A high oxfendazole dose to control porcine cysticercosis: Pharmacokinetics and tissue residue profiles.

L. MORENO, M.T. LÓPEZ URBINA, C. FARÍAS, G. DOMINGUE, M. DONADEU, B. DENEGRI, H.H. GARCÍA, L.A. GÓMEZ-PUERTA, C. LANUSSE, A.E. GONZÁLEZ.

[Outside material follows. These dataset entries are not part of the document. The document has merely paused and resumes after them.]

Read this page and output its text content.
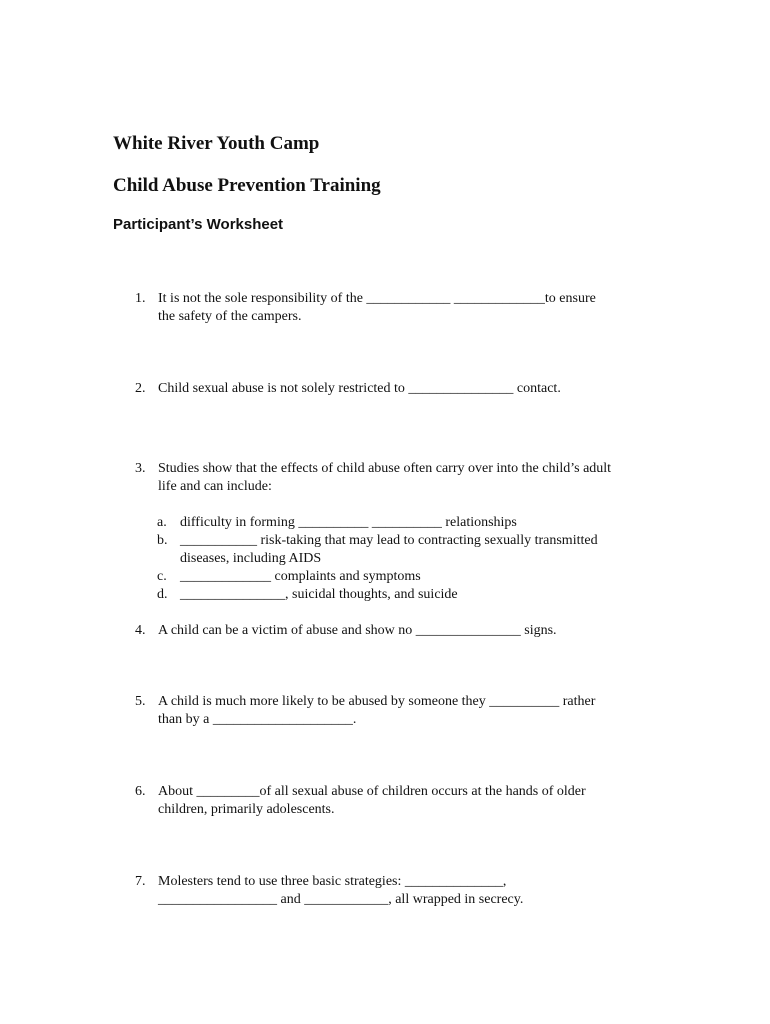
White River Youth Camp
Child Abuse Prevention Training
Participant’s Worksheet
1. It is not the sole responsibility of the ____________ _____________to ensure
the safety of the campers.
2. Child sexual abuse is not solely restricted to _______________ contact.
3. Studies show that the effects of child abuse often carry over into the child’s adult
life and can include:
a. difficulty in forming __________ __________ relationships
b. ___________ risk-taking that may lead to contracting sexually transmitted
diseases, including AIDS
c. _____________ complaints and symptoms
d. _______________, suicidal thoughts, and suicide
4. A child can be a victim of abuse and show no _______________ signs.
5. A child is much more likely to be abused by someone they __________ rather
than by a ____________________.
6. About _________of all sexual abuse of children occurs at the hands of older
children, primarily adolescents.
7. Molesters tend to use three basic strategies: ______________,
_________________ and ____________, all wrapped in secrecy.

FOOD AND CHEMICAL TOXICOLOGY

PERGAMON-ELSEVIER SCIENCE LTD

Lugar: Amsterdam; Año: 2012 vol. 50 p. 3819 - 3825

0278-6915

Oxfendazole (OFZ) is efficacious for porcine cysticercosis at 30mg/kg. OFZ is not registered to be used at this dose. The assessment of the OFZ and metabolites [(fenbendazole sulphone (FBZSO(2)), fenbendazole (FBZ)] plasma pharmacokinetic and tissue residue profiles after its oral administration to pigs and the withdrawal period for human consumption were reported. Forty-eight pigs allocated into two groups received OFZ (30mg/kg) orally as a commercial (CF) or as experimental formulation (SMF). Samples (blood, muscle, liver, kidney and fat) were collected over 30days post-treatment and analyzed by HPLC. OFZ was the main compound recovered in plasma, followed by FBZSO(2) and low FBZ concentrations. OFZ AUC(0-LOQ) (209.9±33.9μg·h/ml) and C(max) (5.40±0.65μg/ml) parameters for the CF tended to be higher than those for the SMF (AUC(0-LOQ): 159.4±18.3μgh/ml, C(max): 3.80±0.35μg/ml). The highest total residue (OFZ+FBZSO(2)+FBZ) concentrations were quantified in liver, followed by kidney, muscle and fat tissue. FBZSO(2) residue levels were the highest found in muscle (0.68±0.39μg/g) and fat (0.69±0.39μg/g). In liver and kidney the highest residues corresponded to FBZ (5.29±4.36μg/g) and OFZ (2.86±0.75μg/g), respectively. A withdrawal time of 17days post-treatment was established before tissues are delivered for human consumption.